O objetivo a longo prazo é abrir uma sala de atendimento em área melhor localizada da comunidade. "Eu já me vejo com meu espaço lá embaixo. As pessoas perguntam se eu preciso de alguma coisa e eu respondo que Deus me deu saúde, duas mãos, duas pernas, então eu só preciso de oração para continuar nessa pegada", afirmou otimista.

Impacto social do projeto

Anaterra Oliveira, responsável pelo vídeo viral, destacou a importância de dar voz a histórias como a de Patrícia. "Foi um combustível e uma forma de ressignificar meu trabalho. Espero poder fazer isso por mais pessoas", disse a comunicadora.

Ela criticou o preconceito contra pessoas em situação de rua. "Alguns dizem na internet que quem está na rua faz isso por preguiça, falta de força de vontade ou até mesmo por vagabundagem, por isso permitir que cada um conte sua história faz toda a diferença", argumentou.

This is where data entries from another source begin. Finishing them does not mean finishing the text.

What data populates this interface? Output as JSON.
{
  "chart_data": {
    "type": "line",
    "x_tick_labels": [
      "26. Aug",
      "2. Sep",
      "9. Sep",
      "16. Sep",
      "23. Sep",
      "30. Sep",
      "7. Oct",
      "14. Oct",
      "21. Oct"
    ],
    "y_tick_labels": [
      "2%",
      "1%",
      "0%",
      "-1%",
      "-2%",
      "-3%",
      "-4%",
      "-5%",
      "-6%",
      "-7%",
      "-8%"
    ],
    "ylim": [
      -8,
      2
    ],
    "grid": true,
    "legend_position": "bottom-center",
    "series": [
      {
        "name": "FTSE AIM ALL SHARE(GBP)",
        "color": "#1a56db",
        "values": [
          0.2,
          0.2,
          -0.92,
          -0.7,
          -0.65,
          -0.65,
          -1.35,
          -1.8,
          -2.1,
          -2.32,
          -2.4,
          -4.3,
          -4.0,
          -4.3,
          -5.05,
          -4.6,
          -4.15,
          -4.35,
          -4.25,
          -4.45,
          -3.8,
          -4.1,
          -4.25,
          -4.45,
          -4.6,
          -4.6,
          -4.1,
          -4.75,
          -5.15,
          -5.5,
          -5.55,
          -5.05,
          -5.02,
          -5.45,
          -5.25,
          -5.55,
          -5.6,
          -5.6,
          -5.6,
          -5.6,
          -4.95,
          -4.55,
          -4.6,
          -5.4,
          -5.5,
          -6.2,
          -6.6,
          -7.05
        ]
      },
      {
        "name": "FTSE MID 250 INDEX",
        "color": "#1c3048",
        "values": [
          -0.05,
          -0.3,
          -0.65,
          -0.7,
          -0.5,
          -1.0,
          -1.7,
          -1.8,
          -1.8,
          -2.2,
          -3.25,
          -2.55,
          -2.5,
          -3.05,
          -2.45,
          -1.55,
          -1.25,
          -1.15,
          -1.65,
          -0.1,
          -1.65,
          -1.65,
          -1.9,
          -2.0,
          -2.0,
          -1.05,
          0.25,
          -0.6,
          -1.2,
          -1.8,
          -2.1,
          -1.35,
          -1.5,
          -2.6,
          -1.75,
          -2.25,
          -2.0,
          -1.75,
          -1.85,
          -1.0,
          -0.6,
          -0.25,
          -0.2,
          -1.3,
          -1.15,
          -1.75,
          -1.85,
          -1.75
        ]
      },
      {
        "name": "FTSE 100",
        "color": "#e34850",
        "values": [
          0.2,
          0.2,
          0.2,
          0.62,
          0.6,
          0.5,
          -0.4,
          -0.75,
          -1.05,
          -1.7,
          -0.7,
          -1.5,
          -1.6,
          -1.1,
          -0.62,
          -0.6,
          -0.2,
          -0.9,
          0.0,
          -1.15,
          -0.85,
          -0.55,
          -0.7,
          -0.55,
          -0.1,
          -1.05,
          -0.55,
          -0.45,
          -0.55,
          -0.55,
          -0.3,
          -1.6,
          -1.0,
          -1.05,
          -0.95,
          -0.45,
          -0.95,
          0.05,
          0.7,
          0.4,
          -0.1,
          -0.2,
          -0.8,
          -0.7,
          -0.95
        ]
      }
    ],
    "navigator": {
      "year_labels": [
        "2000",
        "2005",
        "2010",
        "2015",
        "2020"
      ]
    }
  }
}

Anaterra enfatizou ainda que "quando falamos sobre vulnerabilidade feminina, mulheres em situação de rua vivem isso ao extremo. Então, que a luta e o combate a violência contra a mulher sejam em todos os níveis". A comunicadora finalizou com um apelo à empatia: "Olhar com empatia e entender que nem sempre o outro teve as mesmas oportunidades faz toda a diferença. Uma ajuda pode mudar a vida de alguém e nem sempre essa ajuda é financeira".